A Segunda
Turma do Supremo Tribunal Federal (STF) recebeu, por maioria de votos, denúncia no Inquérito (INQ) 3564 contra o
deputado federal João Lyra (PSD/AL), administrador da Laginha Agro Industrial
S/A, que passará a responder a ação penal pela suposta prática dos crimes
previstos nos artigos 149 e 207 do Código Penal – redução a condição análoga à
de escravo e aliciamento de trabalhadores. Para o relator do caso, ministro
Ricardo Lewandowski, existe na denúncia
lastro probatório inicial a permitir a abertura da persecução penal.
Consta dos
autos que fiscalização realizada em agosto de 2010 pelo Grupo Especial de
Fiscalização Rural no Setor Sucroalcooleiro do Estado de Minas Gerais na
empresa administrada pelo parlamentar encontrou trabalhadores em condições
degradantes. Falta de água potável, condições de higiene e trabalho exaustivo
foram relatados em depoimentos colhidos pelos fiscais do Ministério do
Trabalho, do Ministério Público e da Polícia Federal. Os trabalhadores
relataram que eram oriundos de estados como Piauí, Maranhão e Alagoas, onde
haviam sido aliciados para trabalharem no corte de cana para a empresa Laginha,
no interior do Estado.
Defesa
A defesa
de João Lyra negou as acusações. O
primeiro argumento foi o da ausência de dolo, afirmando que "em nenhum
momento a finalidade" do deputado "era violar a liberdade individual
das supostas vítimas" nem transgredir as leis penais e trabalhistas,
"mas sim contribuir com geração de emprego e renda, e, consequentemente,
atingir a função social da empresa".
Os
advogados sustentaram que a situação
encontrada na usina não apresentou os requisitos caracterizadores do delito.
"Não é qualquer constrangimento gerado por irregularidades nas relações
laborativas suficiente para determinar a incidência do artigo 149 do Código
Penal", afirmam. Segundo a defesa,
"não houve qualquer restrição da locomoção", vigilância ostensiva,
aliciamento, cobrança de quantia para iniciar o trabalho ou coação para compra
de mantimentos.
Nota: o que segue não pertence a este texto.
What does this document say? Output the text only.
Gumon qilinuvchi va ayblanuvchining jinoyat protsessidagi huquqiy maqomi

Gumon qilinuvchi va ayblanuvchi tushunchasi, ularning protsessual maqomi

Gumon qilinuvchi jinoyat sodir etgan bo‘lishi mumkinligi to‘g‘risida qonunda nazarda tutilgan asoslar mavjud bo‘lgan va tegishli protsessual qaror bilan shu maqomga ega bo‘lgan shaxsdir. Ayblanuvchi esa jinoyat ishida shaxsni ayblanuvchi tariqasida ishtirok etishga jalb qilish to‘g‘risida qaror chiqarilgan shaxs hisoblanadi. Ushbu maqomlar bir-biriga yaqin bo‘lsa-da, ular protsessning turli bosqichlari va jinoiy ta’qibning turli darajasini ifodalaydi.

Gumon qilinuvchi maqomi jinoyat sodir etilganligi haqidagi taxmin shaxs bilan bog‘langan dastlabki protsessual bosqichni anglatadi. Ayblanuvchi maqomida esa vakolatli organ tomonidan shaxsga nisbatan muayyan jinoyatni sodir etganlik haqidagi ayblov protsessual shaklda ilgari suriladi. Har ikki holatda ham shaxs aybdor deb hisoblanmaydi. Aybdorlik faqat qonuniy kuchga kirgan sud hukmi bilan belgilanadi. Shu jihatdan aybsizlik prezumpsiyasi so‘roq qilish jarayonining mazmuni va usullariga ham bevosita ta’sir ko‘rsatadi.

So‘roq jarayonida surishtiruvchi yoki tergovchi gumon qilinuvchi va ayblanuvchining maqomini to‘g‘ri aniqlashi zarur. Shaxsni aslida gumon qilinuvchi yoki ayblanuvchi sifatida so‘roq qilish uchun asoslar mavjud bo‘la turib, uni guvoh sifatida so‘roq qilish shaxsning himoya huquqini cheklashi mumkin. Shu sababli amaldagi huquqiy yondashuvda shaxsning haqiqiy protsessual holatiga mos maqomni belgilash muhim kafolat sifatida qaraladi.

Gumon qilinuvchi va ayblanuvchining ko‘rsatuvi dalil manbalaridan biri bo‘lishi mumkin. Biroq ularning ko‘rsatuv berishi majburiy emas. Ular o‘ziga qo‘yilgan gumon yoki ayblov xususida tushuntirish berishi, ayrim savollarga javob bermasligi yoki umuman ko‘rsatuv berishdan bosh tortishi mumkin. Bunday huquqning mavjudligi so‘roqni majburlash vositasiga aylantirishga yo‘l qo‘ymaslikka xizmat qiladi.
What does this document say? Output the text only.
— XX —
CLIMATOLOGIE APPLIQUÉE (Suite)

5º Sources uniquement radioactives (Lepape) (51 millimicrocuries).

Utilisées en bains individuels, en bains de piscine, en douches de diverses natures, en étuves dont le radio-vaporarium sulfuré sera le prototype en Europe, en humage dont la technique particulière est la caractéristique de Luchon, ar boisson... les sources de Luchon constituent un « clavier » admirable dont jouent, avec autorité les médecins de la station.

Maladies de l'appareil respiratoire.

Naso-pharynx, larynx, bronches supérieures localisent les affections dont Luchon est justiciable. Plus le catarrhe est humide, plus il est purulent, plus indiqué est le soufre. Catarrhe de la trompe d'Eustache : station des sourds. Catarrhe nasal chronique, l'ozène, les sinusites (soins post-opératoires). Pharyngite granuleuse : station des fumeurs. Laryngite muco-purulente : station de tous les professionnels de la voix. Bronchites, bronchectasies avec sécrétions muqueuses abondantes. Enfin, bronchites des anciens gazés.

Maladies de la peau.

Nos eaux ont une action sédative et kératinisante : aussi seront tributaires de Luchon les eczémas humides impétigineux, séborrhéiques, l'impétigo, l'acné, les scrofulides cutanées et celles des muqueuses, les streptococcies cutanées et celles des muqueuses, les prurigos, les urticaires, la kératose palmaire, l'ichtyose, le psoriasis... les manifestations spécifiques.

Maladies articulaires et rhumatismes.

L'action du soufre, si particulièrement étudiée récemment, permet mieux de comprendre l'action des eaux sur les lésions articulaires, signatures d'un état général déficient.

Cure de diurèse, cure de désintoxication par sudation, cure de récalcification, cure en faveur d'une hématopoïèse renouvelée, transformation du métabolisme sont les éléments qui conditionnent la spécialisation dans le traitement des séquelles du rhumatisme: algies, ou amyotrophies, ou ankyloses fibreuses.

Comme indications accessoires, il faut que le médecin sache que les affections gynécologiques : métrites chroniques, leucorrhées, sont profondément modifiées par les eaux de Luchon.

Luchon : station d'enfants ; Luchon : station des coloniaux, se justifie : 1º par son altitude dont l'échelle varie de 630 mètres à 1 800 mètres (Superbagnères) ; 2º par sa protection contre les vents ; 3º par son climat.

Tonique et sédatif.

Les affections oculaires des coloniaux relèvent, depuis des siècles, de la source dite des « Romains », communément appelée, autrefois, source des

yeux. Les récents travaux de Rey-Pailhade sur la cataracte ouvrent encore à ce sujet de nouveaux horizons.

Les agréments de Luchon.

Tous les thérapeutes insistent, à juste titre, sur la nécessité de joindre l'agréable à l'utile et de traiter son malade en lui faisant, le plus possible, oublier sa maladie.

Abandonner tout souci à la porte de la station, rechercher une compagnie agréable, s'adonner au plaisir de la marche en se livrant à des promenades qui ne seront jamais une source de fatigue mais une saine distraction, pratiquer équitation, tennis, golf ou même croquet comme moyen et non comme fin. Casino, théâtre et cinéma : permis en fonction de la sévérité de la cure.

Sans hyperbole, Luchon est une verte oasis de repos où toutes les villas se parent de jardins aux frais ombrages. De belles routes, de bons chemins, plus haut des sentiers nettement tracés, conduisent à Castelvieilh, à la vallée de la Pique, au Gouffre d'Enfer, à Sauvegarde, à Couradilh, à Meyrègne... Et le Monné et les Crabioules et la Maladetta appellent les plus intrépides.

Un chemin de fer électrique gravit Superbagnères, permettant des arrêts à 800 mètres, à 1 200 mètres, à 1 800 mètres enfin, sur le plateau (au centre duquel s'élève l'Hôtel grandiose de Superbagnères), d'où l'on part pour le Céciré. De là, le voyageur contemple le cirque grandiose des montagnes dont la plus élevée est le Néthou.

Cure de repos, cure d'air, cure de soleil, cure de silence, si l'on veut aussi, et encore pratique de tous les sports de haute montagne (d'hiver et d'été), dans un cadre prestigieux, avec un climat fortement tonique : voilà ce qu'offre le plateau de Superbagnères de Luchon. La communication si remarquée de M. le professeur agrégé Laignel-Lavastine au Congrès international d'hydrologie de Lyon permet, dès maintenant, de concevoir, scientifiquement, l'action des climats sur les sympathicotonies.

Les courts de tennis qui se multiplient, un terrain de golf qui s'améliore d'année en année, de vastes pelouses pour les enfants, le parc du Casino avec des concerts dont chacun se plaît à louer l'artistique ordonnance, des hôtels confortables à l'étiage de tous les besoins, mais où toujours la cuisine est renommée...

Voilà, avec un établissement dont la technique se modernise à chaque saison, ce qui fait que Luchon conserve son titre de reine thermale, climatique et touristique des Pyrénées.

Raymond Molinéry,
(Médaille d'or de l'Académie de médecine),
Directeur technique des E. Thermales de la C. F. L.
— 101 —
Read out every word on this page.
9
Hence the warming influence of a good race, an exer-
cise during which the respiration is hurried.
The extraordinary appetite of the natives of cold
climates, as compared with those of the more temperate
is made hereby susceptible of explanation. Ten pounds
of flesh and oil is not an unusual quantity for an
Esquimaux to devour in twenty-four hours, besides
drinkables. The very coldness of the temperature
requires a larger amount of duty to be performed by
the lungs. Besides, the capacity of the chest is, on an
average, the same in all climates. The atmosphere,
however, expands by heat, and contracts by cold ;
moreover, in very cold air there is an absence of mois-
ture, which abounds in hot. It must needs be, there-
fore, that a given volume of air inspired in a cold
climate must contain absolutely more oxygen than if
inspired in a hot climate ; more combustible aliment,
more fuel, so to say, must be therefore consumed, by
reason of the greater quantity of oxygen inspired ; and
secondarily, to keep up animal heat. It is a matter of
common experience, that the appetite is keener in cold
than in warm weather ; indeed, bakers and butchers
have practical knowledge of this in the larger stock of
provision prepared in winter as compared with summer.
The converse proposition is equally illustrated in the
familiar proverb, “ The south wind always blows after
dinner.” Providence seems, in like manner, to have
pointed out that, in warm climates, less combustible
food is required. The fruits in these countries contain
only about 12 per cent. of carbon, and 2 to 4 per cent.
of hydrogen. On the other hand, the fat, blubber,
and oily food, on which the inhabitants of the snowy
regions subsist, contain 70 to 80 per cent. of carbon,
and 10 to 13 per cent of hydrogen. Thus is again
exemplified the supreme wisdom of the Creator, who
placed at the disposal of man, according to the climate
Para reforçar este argumento, a peça cita relatório policial que, embora admitindo a precariedade das
condições, afirma que o conceito de trabalho degradante "não se confunde
com tais condições precárias de trabalho".
Condições
de trabalho
Ao
analisar o pedido de abertura de ação penal, o ministro Lewandowski lembrou que o Plenário da Corte já analisou, no
julgamento do Inquérito 3412, o conceito moderno do crime de redução a condição
análoga à de escravo. O entendimento atual é de que não existe mais a figura
dos grilhões, não há mais feitores armados. O que pesa hoje para configurar esse delito é que o
trabalhador viva em condições de trabalho exaustivas, degradantes e indignas.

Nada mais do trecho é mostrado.